Filipe Luis e Koke guardano al passato e al presente dell'Atletico Madrid in Champions League. La finale è un po' più vicina dopo la vittoria all'andata contro il Bayern.

Filipe Luis: "Ho sognato di vincere questo trofeo." Koke: "Simeone mi ha dato fiducia"
Filipe Luis e Koke, footballrants.com

C'erano entrambi nella notte del Da Luz di Lisbona, Filipe Luis e Koke, quando l'Atletico Madrid andò vicinissimo a conquistare la Champions League ai danni del Real Madrid di Carlo Ancelotti. Il colpo di testa di Sergio Ramos ha cambiato la storia di quella gara che è diventata quella della Decima per i Blancos e della grande delusione per il popolo colchonero. Il derby di Madrid, però, potrebbe riproporsi in finale anche in questa edizione, a San Siro il prossimo 28 Maggio.

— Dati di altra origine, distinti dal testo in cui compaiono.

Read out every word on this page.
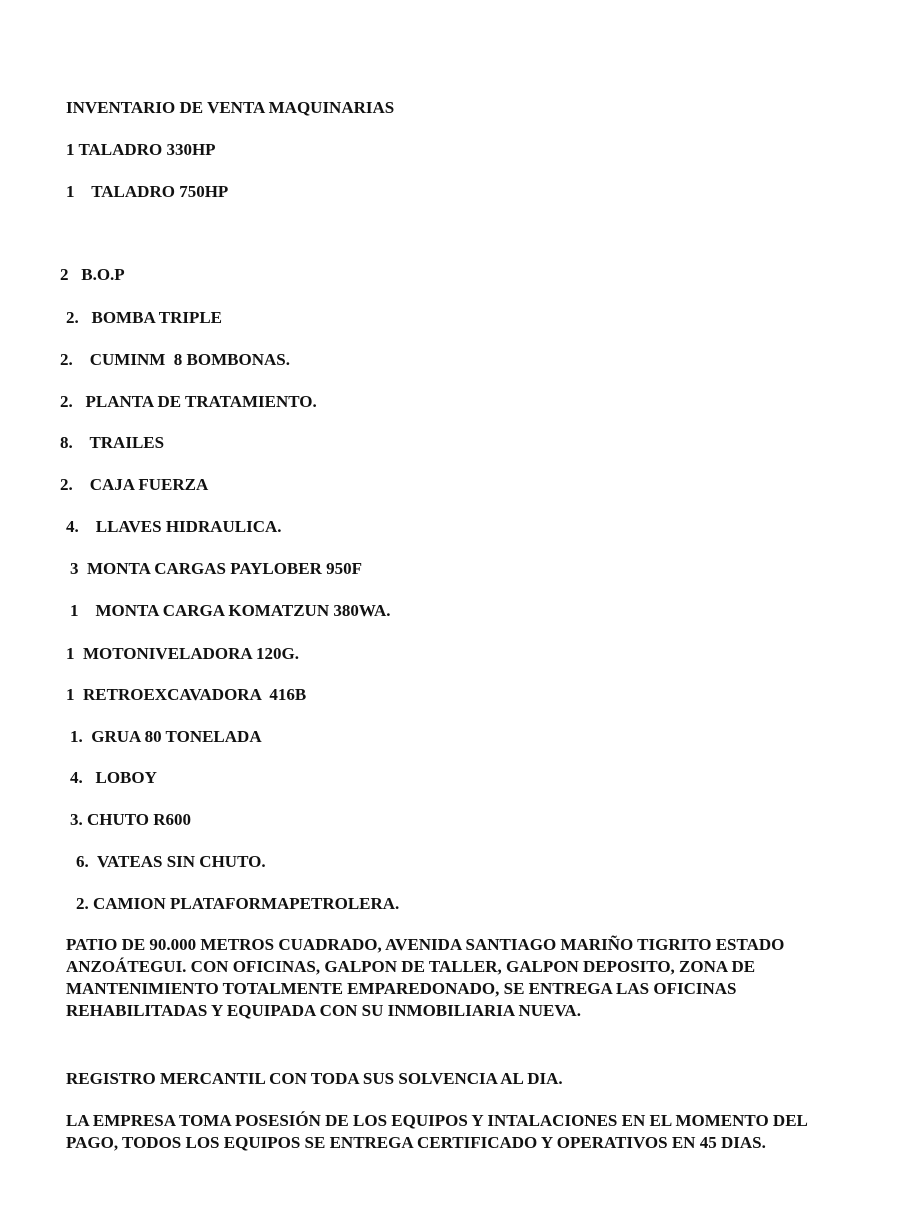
INVENTARIO DE VENTA MAQUINARIAS
1 TALADRO 330HP
1    TALADRO 750HP
2   B.O.P
2.   BOMBA TRIPLE
2.    CUMINM  8 BOMBONAS.
2.   PLANTA DE TRATAMIENTO.
8.    TRAILES
2.    CAJA FUERZA
4.    LLAVES HIDRAULICA.
3  MONTA CARGAS PAYLOBER 950F
1    MONTA CARGA KOMATZUN 380WA.
1  MOTONIVELADORA 120G.
1  RETROEXCAVADORA  416B
1.  GRUA 80 TONELADA
4.   LOBOY
3. CHUTO R600
6.  VATEAS SIN CHUTO.
2. CAMION PLATAFORMAPETROLERA.
PATIO DE 90.000 METROS CUADRADO, AVENIDA SANTIAGO MARIÑO TIGRITO ESTADO ANZOÁTEGUI. CON OFICINAS, GALPON DE TALLER, GALPON DEPOSITO, ZONA DE MANTENIMIENTO TOTALMENTE EMPAREDONADO, SE ENTREGA LAS OFICINAS REHABILITADAS Y EQUIPADA CON SU INMOBILIARIA NUEVA.
REGISTRO MERCANTIL CON TODA SUS SOLVENCIA AL DIA.
LA EMPRESA TOMA POSESIÓN DE LOS EQUIPOS Y INTALACIONES EN EL MOMENTO DEL PAGO, TODOS LOS EQUIPOS SE ENTREGA CERTIFICADO Y OPERATIVOS EN 45 DIAS.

In un'intervista a uefa.com i due giocatori di Simeone provano a tornare su quella notte così beffarda: "Ovviamente è un brutto ricordo -spiega Koke-, ma allo stesso tempo quella stagione fu perfetta, a parte quella finale. Facemmo un percorso entusiasmante in Champions League e andammo vicinissimi a vincere. Perchè non potremmo provarci anche quest'anno." Gli fa eco Filipe Luis"Ci sono tante emozioni coinvolte in quella partita, ma anche ora che siamo ad un passo dalla finale. Ho sognato di vincere la Champions, di baciarla e fare una foto con la Coppa. Raramente nel calcio hai l'occasione di una rivincita, ecco perchè dobbiamo cogliere questa opportunità e andare a vincere la finale." L'aver eliminato il Barcellona ha dato fiducia all'ambiente, come confermano entrambi: "L'aver passato quel turno ci ha dato tanta fiducia per andare avanti. Abbiamo eliminato probabilmente la miglior squadra del mondo, è normale pensare positivo a questo punto."

Diego Pablo Simeone, express.co.uk
Diego Pablo Simeone, express.co.uk

L'uomo del momento è il Cholo Simeone, allenatore e comandante calcistico dell'armata biancorossa dalla panchina. Koke deve ringraziare l'allenatore argentino: "Se si guarda alla mia carriera si può dire che mi è servito molto essere allenato da lui. Dal primo momento mi ha concesso fiducia e occasioni per giocare, cosa che magari altri allenatori non avrebbero fatto. Lui ha creduto in me e per questo gli sono certamente debitore."